The firms gaining traction are investing in the capabilities that matter most: a clearer market presence, more deliberate client acquisition, better-equipped advisors, and earlier, more relevant engagement with rising generations. Technology plays a central role in scaling these capabilities.
Lukasz Rey, Managing Director and Partner, said: "The key to success today is no longer merely about gaining market exposure or hiring senior bankers; it's about fostering internal growth. Companies that strategically prioritize advisor development, strengthen their brand identity, and embrace next-generation client strategies are outpacing their competitors—not only in revenue generation but also in achieving higher valuation multiples."
The key Bahrain findings of BCG's new proprietary analysis are:
- Financial wealth reaches $76 billion in 2024, with steady growth projected to $88 billion by 2029 (2.9% CAGR)
- Real assets grew to $90 billion in 2024, expected to expand further to $138 billion by 2029 (CAGR: 9.1%).
- Liabilities increased to $5.46 billion in 2024, and are projected to reach $8 billion by 2029 (CAGR: 8.1%)
- Equities & Currency & Deposits are the dominant asset classes in 2024, valued at $30 billion and $20 billion, respectively.
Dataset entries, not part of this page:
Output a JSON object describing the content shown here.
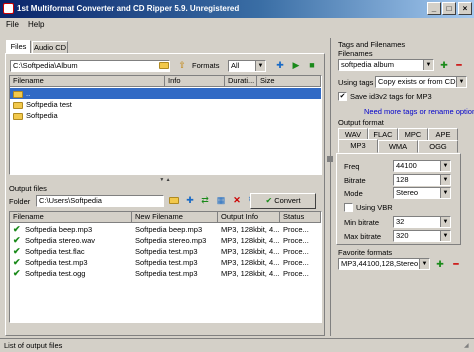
{
  "window": {
    "title": "1st Multiformat Converter and CD Ripper 5.9. Unregistered",
    "minimize": "_",
    "maximize": "□",
    "close": "×"
  },
  "menu": {
    "file": "File",
    "help": "Help"
  },
  "tabs": {
    "files": "Files",
    "audio_cd": "Audio CD"
  },
  "source": {
    "path": "C:\\Softpedia\\Album",
    "formats_label": "Formats",
    "formats_value": "All",
    "columns": [
      "Filename",
      "Info",
      "Durati...",
      "Size"
    ],
    "rows": [
      "..",
      "Softpedia test",
      "Softpedia"
    ]
  },
  "output": {
    "section_label": "Output files",
    "folder_label": "Folder",
    "folder_path": "C:\\Users\\Softpedia",
    "convert_label": "Convert",
    "columns": [
      "Filename",
      "New Filename",
      "Output Info",
      "Status"
    ],
    "rows": [
      {
        "filename": "Softpedia beep.mp3",
        "new_filename": "Softpedia beep.mp3",
        "info": "MP3, 128kbit, 4...",
        "status": "Proce..."
      },
      {
        "filename": "Softpedia stereo.wav",
        "new_filename": "Softpedia stereo.mp3",
        "info": "MP3, 128kbit, 4...",
        "status": "Proce..."
      },
      {
        "filename": "Softpedia test.flac",
        "new_filename": "Softpedia test.mp3",
        "info": "MP3, 128kbit, 4...",
        "status": "Proce..."
      },
      {
        "filename": "Softpedia test.mp3",
        "new_filename": "Softpedia test.mp3",
        "info": "MP3, 128kbit, 4...",
        "status": "Proce..."
      },
      {
        "filename": "Softpedia test.ogg",
        "new_filename": "Softpedia test.mp3",
        "info": "MP3, 128kbit, 4...",
        "status": "Proce..."
      }
    ]
  },
  "tags": {
    "section_label": "Tags and Filenames",
    "filenames_label": "Filenames",
    "filenames_value": "softpedia album",
    "using_tags_label": "Using tags",
    "using_tags_value": "Copy exists or from CD",
    "save_id3_label": "Save id3v2 tags for MP3",
    "more_tags_link": "Need more tags or rename options?"
  },
  "format": {
    "section_label": "Output format",
    "tabs_row1": [
      "WAV",
      "FLAC",
      "MPC",
      "APE"
    ],
    "tabs_row2": [
      "MP3",
      "WMA",
      "OGG"
    ],
    "freq_label": "Freq",
    "freq_value": "44100",
    "bitrate_label": "Bitrate",
    "bitrate_value": "128",
    "mode_label": "Mode",
    "mode_value": "Stereo",
    "vbr_label": "Using VBR",
    "min_bitrate_label": "Min bitrate",
    "min_bitrate_value": "32",
    "max_bitrate_label": "Max bitrate",
    "max_bitrate_value": "320"
  },
  "favorites": {
    "section_label": "Favorite formats",
    "value": "MP3,44100,128,Stereo"
  },
  "status_bar": {
    "text": "List of output files"
  },
  "colors": {
    "title_start": "#0a246a",
    "title_end": "#a6caf0",
    "selection": "#316ac5",
    "link": "#0000cc"
  }
}
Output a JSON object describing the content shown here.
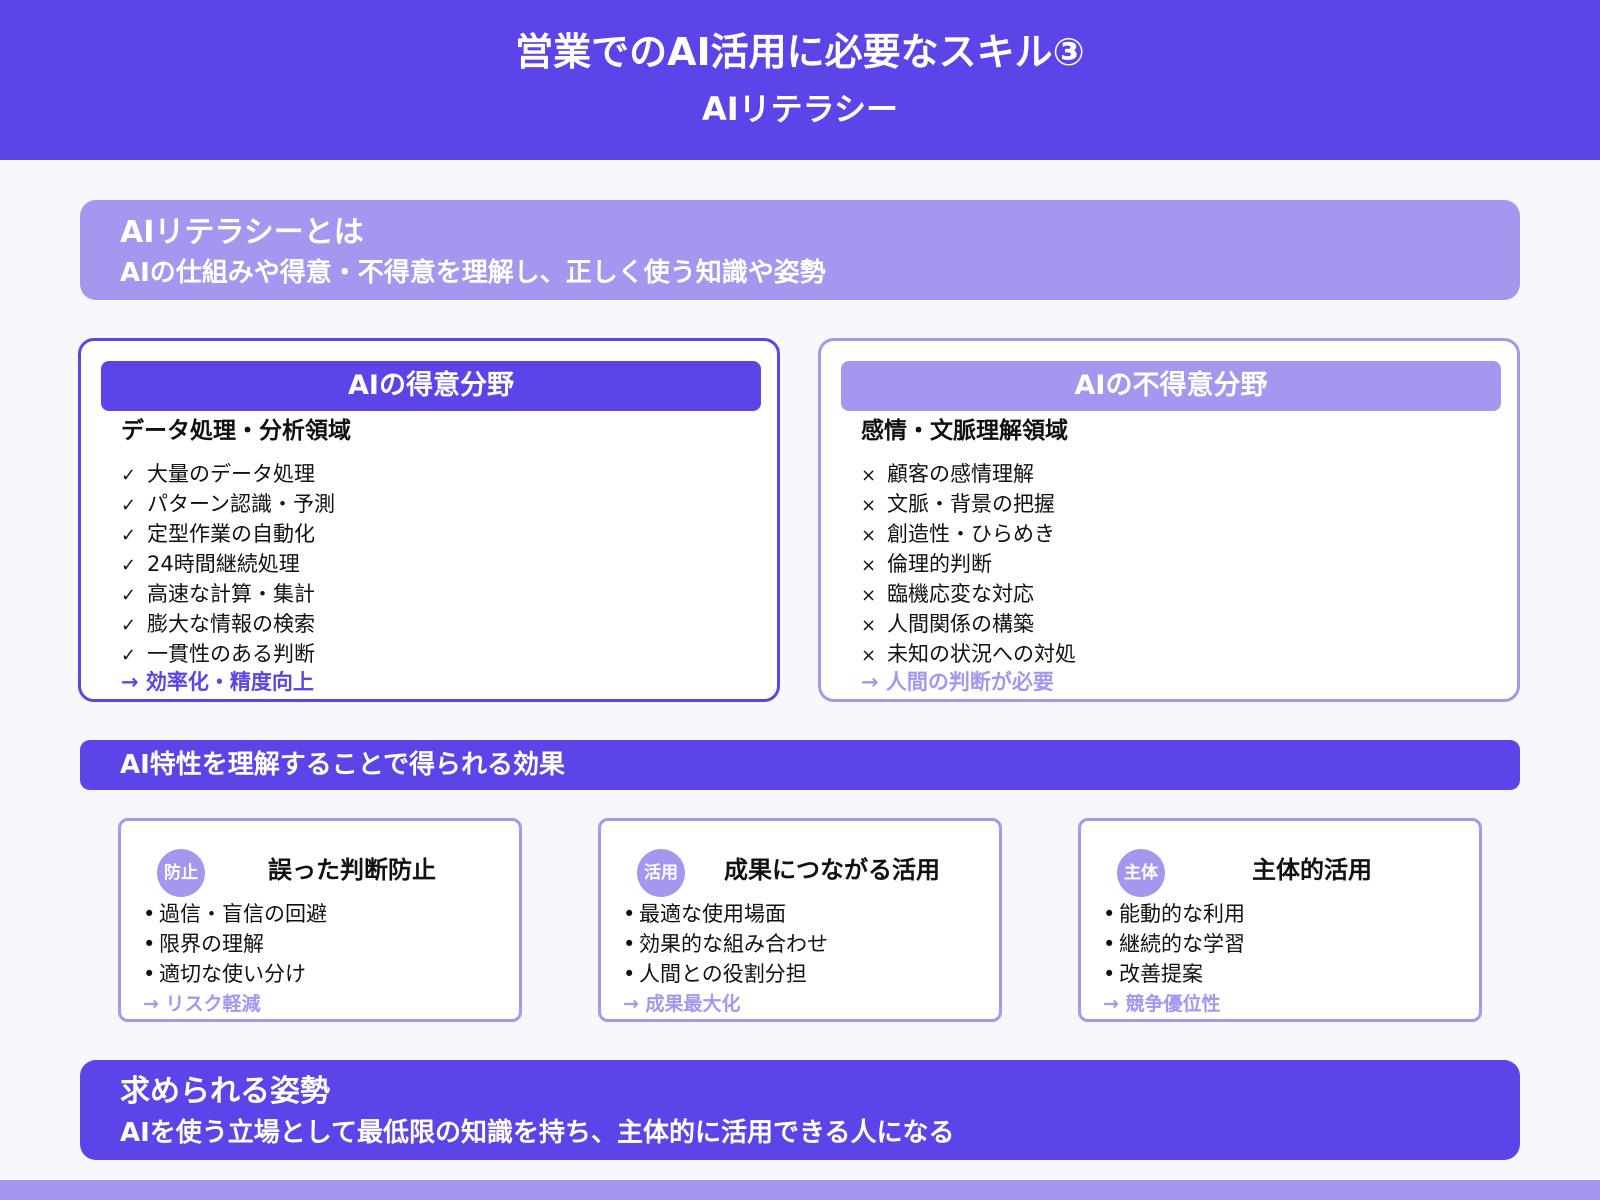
{
  "header": {
    "title": "営業でのAI活用に必要なスキル③",
    "subtitle": "AIリテラシー"
  },
  "definition": {
    "heading": "AIリテラシーとは",
    "text": "AIの仕組みや得意・不得意を理解し、正しく使う知識や姿勢"
  },
  "strengths": {
    "heading": "AIの得意分野",
    "subheading": "データ処理・分析領域",
    "marker": "✓",
    "items": [
      "大量のデータ処理",
      "パターン認識・予測",
      "定型作業の自動化",
      "24時間継続処理",
      "高速な計算・集計",
      "膨大な情報の検索",
      "一貫性のある判断"
    ],
    "result": "→ 効率化・精度向上"
  },
  "weaknesses": {
    "heading": "AIの不得意分野",
    "subheading": "感情・文脈理解領域",
    "marker": "×",
    "items": [
      "顧客の感情理解",
      "文脈・背景の把握",
      "創造性・ひらめき",
      "倫理的判断",
      "臨機応変な対応",
      "人間関係の構築",
      "未知の状況への対処"
    ],
    "result": "→ 人間の判断が必要"
  },
  "effects": {
    "heading": "AI特性を理解することで得られる効果",
    "cards": [
      {
        "badge": "防止",
        "title": "誤った判断防止",
        "items": [
          "過信・盲信の回避",
          "限界の理解",
          "適切な使い分け"
        ],
        "result": "→ リスク軽減"
      },
      {
        "badge": "活用",
        "title": "成果につながる活用",
        "items": [
          "最適な使用場面",
          "効果的な組み合わせ",
          "人間との役割分担"
        ],
        "result": "→ 成果最大化"
      },
      {
        "badge": "主体",
        "title": "主体的活用",
        "items": [
          "能動的な利用",
          "継続的な学習",
          "改善提案"
        ],
        "result": "→ 競争優位性"
      }
    ]
  },
  "stance": {
    "heading": "求められる姿勢",
    "text": "AIを使う立場として最低限の知識を持ち、主体的に活用できる人になる"
  },
  "colors": {
    "primary": "#5b45e8",
    "secondary": "#a497ef",
    "background": "#f7f7fd"
  }
}
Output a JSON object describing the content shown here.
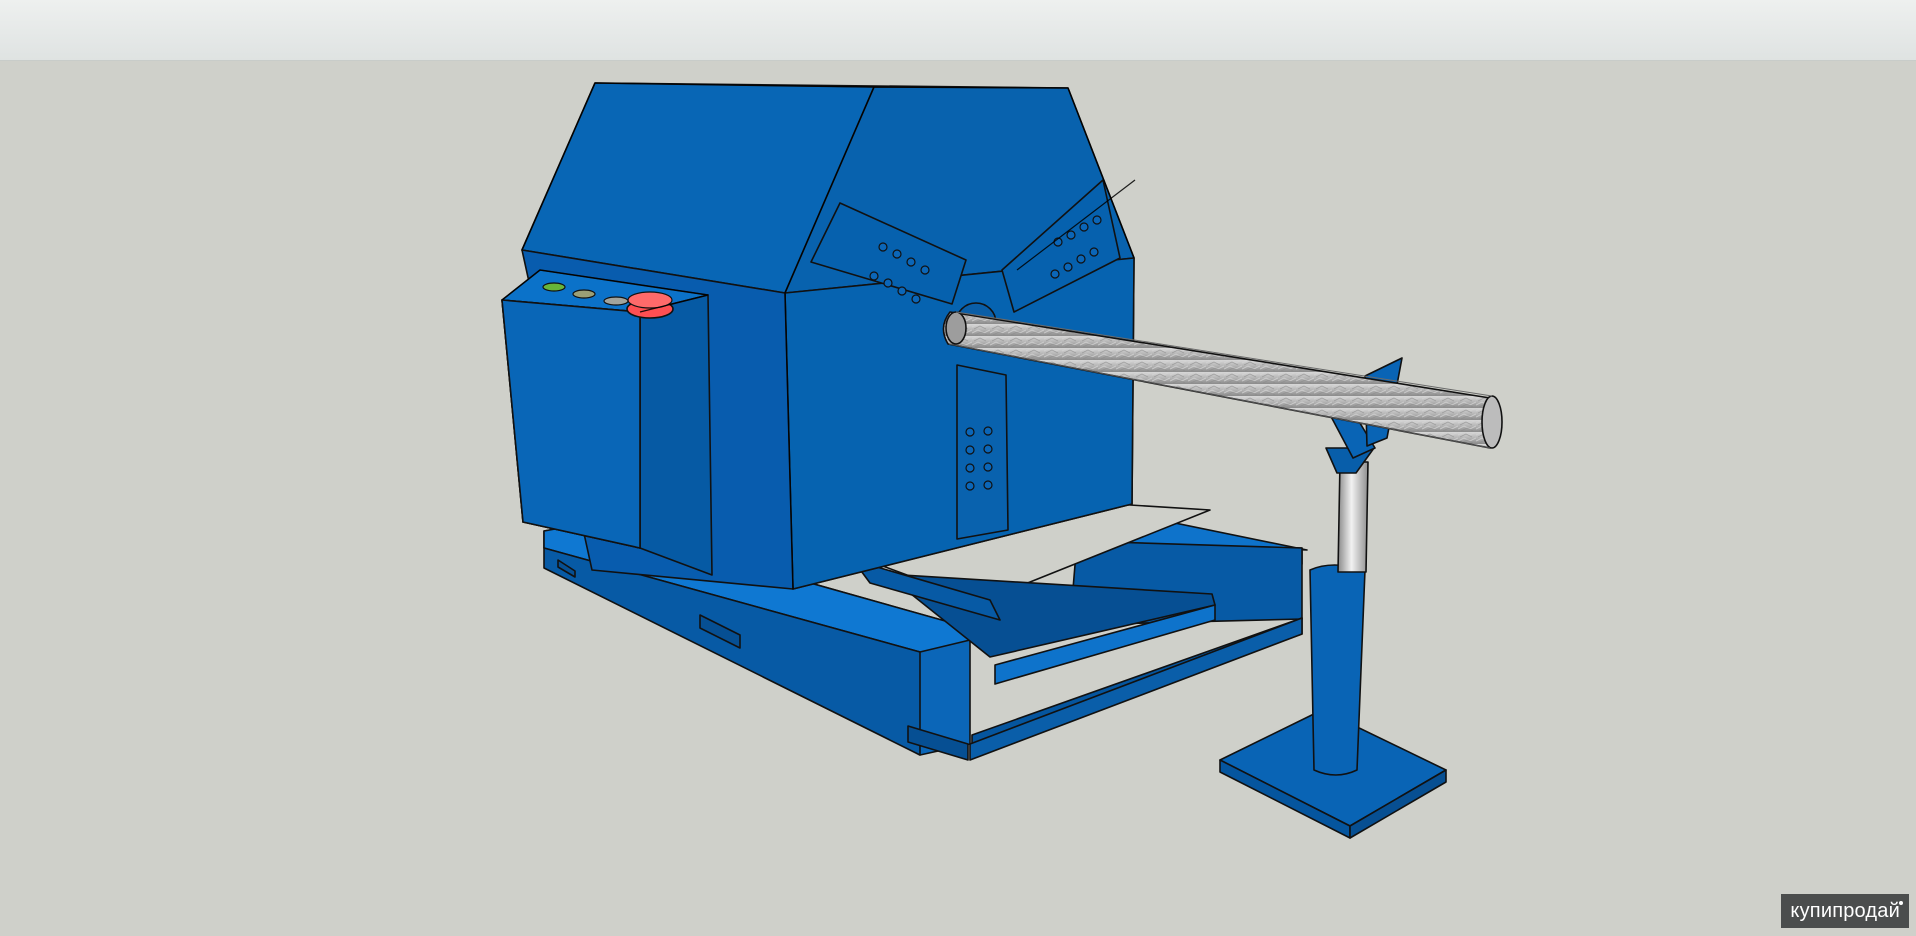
{
  "viewer": {
    "watermark_text": "купипродай"
  },
  "model": {
    "machine_color": "#0962ae",
    "machine_edge_color": "#0b4f94",
    "bar_color": "#a9a9a9",
    "button_colors": [
      "#67b53a",
      "#9b9f76",
      "#a2a49d",
      "#ff4f52"
    ]
  }
}
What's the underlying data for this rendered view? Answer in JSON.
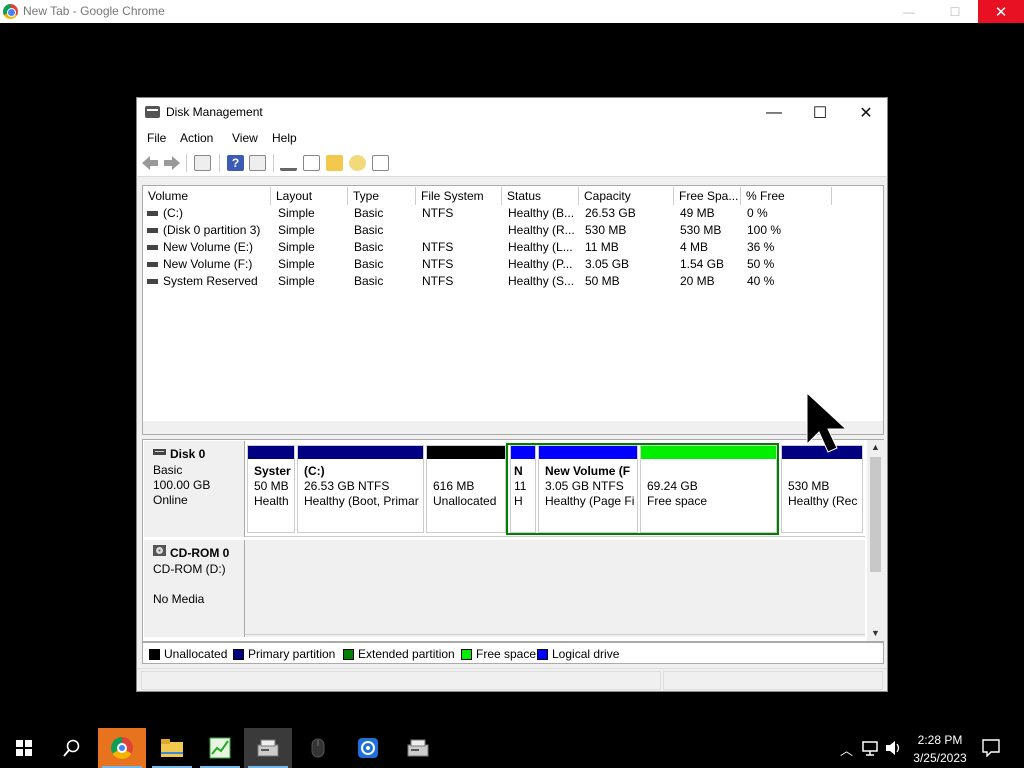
{
  "chrome": {
    "title": "New Tab - Google Chrome",
    "minimize": "—",
    "maximize": "☐",
    "close": "✕"
  },
  "window": {
    "title": "Disk Management",
    "minimize": "—",
    "maximize": "☐",
    "close": "✕"
  },
  "menu": [
    "File",
    "Action",
    "View",
    "Help"
  ],
  "columns": [
    "Volume",
    "Layout",
    "Type",
    "File System",
    "Status",
    "Capacity",
    "Free Spa...",
    "% Free"
  ],
  "volumes": [
    {
      "volume": "(C:)",
      "layout": "Simple",
      "type": "Basic",
      "fs": "NTFS",
      "status": "Healthy (B...",
      "capacity": "26.53 GB",
      "free": "49 MB",
      "pct": "0 %"
    },
    {
      "volume": "(Disk 0 partition 3)",
      "layout": "Simple",
      "type": "Basic",
      "fs": "",
      "status": "Healthy (R...",
      "capacity": "530 MB",
      "free": "530 MB",
      "pct": "100 %"
    },
    {
      "volume": "New Volume (E:)",
      "layout": "Simple",
      "type": "Basic",
      "fs": "NTFS",
      "status": "Healthy (L...",
      "capacity": "11 MB",
      "free": "4 MB",
      "pct": "36 %"
    },
    {
      "volume": "New Volume (F:)",
      "layout": "Simple",
      "type": "Basic",
      "fs": "NTFS",
      "status": "Healthy (P...",
      "capacity": "3.05 GB",
      "free": "1.54 GB",
      "pct": "50 %"
    },
    {
      "volume": "System Reserved",
      "layout": "Simple",
      "type": "Basic",
      "fs": "NTFS",
      "status": "Healthy (S...",
      "capacity": "50 MB",
      "free": "20 MB",
      "pct": "40 %"
    }
  ],
  "disk0": {
    "name": "Disk 0",
    "type": "Basic",
    "size": "100.00 GB",
    "state": "Online",
    "partitions": [
      {
        "l1": "Syster",
        "l2": "50 MB",
        "l3": "Health",
        "color": "#000080"
      },
      {
        "l1": "(C:)",
        "l2": "26.53 GB NTFS",
        "l3": "Healthy (Boot, Primar",
        "color": "#000080"
      },
      {
        "l1": "",
        "l2": "616 MB",
        "l3": "Unallocated",
        "color": "#000000"
      },
      {
        "l1": "N",
        "l2": "11",
        "l3": "H",
        "color": "#0000ff"
      },
      {
        "l1": "New Volume  (F",
        "l2": "3.05 GB NTFS",
        "l3": "Healthy (Page Fi",
        "color": "#0000ff"
      },
      {
        "l1": "",
        "l2": "69.24 GB",
        "l3": "Free space",
        "color": "#00ee00"
      },
      {
        "l1": "",
        "l2": "530 MB",
        "l3": "Healthy (Rec",
        "color": "#000080"
      }
    ]
  },
  "cdrom": {
    "name": "CD-ROM 0",
    "drive": "CD-ROM (D:)",
    "media": "No Media"
  },
  "legend": [
    {
      "label": "Unallocated",
      "color": "#000000"
    },
    {
      "label": "Primary partition",
      "color": "#000080"
    },
    {
      "label": "Extended partition",
      "color": "#008000"
    },
    {
      "label": "Free space",
      "color": "#00ee00"
    },
    {
      "label": "Logical drive",
      "color": "#0000ff"
    }
  ],
  "taskbar": {
    "time": "2:28 PM",
    "date": "3/25/2023"
  }
}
They are projected to grow to $34 billion and $23 billion by 2029, with CAGRs of 2.2% and 2.7%.
- Bonds show promising expansion from $3 billion in 2024 to $4 billion by 2029, with a CAGR of 6.1%
- Life Insurance & Pensions reported a value of $1 billion in 2024, and is projected to grow at a 1.6% CAGR by 2029.
- Other assets (e.g., alternative investments) are substantial at $22 billion in 2024, with a projected increase to $27 billion by 2029, reflecting diversified portfolios (CAGR: 3.8%).
Strategic Imperatives
According to the report, organic growth is emerging as a central focus of the performance agenda. The report identifies four high-impact levers for firms looking to elevate their organic growth engines:
- Brand Differentiation: Building trust and relevance through clear identity and messaging while strengthening digital marketing
- GenAI-Driven Client Acquisition: Using agentic AI to identify high-potential prospects, build comprehensive profiles, and enable highly personal outreaches
- Data-Driven Recommendation Systems: By integrating data across all business lines, wealth managers can build a comprehensive view full of signals about what a client might need next.
- Next-Gen Client Engagement: Personalizing the client journey for younger investors with digital-native expectations
"Companies that adopt AI for prospecting, tailor the onboarding experience, and leverage digital tools to enhance productivity are poised to lead the next growth surge. While wealth generation is on the rise, the real test for wealth managers lies in their ability to seize these opportunities," added Lukasz Rey, Managing Director and Partner at BCG.